Based on the experimental results and analyses in
Section 4.3 and
Section 4.4, the proposed network is more competitive than other methods. However, there are still some limitations. For example, our network can only process images, not text and speech. With the development of modern society, the combination of video, voice, and text has been integrated into our world, which shows the limitations of our network.
Although our network applies multiple branches to learn with different focuses, the actual learning is to extract important features of the image to achieve a good recognition rate. However, multi-branch learning can achieve the learning of important features, and it also brings repeated learning and repeated iterations, which results in a waste of computing resources. A key direction we should study is how to propose a network to achieve focused learning of image features, thereby reducing the pressure on computing resources, and enabling better application in practice.
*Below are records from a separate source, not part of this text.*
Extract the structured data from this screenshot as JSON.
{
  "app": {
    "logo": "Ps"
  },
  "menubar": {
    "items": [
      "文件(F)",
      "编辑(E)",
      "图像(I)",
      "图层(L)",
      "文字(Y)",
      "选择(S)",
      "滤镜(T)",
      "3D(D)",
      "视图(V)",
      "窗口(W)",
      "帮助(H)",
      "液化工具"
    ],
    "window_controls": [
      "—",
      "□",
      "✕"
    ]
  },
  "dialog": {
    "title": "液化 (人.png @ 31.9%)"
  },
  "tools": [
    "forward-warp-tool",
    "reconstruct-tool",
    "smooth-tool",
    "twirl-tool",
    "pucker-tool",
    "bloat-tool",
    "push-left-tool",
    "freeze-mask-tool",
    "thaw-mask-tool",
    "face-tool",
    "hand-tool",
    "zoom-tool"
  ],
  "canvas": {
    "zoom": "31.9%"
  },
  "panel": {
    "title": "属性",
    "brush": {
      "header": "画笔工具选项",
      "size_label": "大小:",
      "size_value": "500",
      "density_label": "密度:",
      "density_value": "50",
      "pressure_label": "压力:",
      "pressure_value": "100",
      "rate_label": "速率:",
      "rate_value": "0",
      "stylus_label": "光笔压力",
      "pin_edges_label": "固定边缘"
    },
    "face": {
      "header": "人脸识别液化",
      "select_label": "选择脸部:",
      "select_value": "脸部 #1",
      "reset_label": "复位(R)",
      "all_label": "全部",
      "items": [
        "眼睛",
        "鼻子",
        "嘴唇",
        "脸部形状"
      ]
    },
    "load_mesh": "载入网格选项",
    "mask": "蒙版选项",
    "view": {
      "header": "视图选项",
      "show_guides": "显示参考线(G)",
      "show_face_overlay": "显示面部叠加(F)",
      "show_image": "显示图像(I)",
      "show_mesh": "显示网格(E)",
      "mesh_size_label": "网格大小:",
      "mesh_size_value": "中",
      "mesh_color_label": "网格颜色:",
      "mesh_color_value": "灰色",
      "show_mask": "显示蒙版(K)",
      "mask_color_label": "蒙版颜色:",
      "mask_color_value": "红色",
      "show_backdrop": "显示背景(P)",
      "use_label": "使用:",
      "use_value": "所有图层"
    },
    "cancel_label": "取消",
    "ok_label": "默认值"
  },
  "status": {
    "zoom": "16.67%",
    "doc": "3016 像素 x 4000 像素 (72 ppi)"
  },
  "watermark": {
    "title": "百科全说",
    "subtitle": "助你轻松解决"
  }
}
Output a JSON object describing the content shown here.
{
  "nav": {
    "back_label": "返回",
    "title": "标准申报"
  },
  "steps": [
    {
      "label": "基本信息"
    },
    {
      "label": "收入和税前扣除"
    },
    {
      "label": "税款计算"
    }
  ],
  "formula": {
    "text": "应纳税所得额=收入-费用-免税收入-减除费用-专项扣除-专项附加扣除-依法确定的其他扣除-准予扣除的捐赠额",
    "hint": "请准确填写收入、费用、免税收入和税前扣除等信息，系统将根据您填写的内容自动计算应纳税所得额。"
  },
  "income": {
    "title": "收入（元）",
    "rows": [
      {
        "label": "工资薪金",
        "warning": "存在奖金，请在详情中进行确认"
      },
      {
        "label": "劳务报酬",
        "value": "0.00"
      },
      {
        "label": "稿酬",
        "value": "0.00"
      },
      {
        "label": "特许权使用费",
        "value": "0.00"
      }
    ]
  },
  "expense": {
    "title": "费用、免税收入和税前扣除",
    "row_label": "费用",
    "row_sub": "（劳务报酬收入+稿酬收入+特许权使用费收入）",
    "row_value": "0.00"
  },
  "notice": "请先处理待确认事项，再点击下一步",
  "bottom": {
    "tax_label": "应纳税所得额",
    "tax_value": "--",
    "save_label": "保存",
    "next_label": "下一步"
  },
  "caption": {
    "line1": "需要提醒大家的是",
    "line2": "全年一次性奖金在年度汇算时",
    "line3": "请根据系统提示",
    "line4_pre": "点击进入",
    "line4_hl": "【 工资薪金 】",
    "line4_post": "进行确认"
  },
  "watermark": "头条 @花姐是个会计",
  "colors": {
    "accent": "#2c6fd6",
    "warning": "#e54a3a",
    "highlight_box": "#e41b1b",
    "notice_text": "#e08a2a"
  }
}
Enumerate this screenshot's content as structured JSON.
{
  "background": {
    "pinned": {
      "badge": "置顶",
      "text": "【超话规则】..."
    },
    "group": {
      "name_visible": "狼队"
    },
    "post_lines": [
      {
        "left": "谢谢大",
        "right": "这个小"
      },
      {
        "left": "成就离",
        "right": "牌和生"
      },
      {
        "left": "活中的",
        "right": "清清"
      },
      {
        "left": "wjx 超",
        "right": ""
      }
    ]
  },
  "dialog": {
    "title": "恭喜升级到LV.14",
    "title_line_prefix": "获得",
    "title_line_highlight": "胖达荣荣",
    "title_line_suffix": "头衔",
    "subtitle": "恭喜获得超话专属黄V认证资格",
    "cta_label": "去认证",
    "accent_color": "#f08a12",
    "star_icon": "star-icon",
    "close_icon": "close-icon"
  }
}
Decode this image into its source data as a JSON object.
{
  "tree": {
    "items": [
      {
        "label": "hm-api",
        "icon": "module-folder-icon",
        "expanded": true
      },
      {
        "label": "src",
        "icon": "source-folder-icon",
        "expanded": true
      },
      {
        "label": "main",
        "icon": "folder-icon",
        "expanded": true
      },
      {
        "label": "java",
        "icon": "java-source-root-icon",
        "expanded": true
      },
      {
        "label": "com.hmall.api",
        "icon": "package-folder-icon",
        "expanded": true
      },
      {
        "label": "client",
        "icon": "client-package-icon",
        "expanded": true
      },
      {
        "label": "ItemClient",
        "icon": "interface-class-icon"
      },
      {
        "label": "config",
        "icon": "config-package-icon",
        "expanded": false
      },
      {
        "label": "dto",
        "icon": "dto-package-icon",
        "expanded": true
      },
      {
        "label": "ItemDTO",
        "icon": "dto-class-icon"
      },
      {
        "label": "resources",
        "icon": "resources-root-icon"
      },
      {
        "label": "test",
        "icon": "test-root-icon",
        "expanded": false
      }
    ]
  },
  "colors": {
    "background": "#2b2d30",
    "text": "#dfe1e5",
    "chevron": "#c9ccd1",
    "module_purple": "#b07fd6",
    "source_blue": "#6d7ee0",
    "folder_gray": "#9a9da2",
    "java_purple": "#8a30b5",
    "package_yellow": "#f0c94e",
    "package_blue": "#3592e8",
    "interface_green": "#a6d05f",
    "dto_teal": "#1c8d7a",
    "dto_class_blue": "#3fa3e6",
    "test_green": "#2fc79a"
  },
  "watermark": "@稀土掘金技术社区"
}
As a next step, we plan to propose a network to achieve focused learning of image features with a reduction on the pressure of computing resources. In the future, it is worthy to research how to construct an expression analysis model with more powerful generalization ability. In addition, we will consider utilizing orthogonal polynomials [
68] as a feature extraction tool for facial recognition, which may provide important help in improving the recognition rate.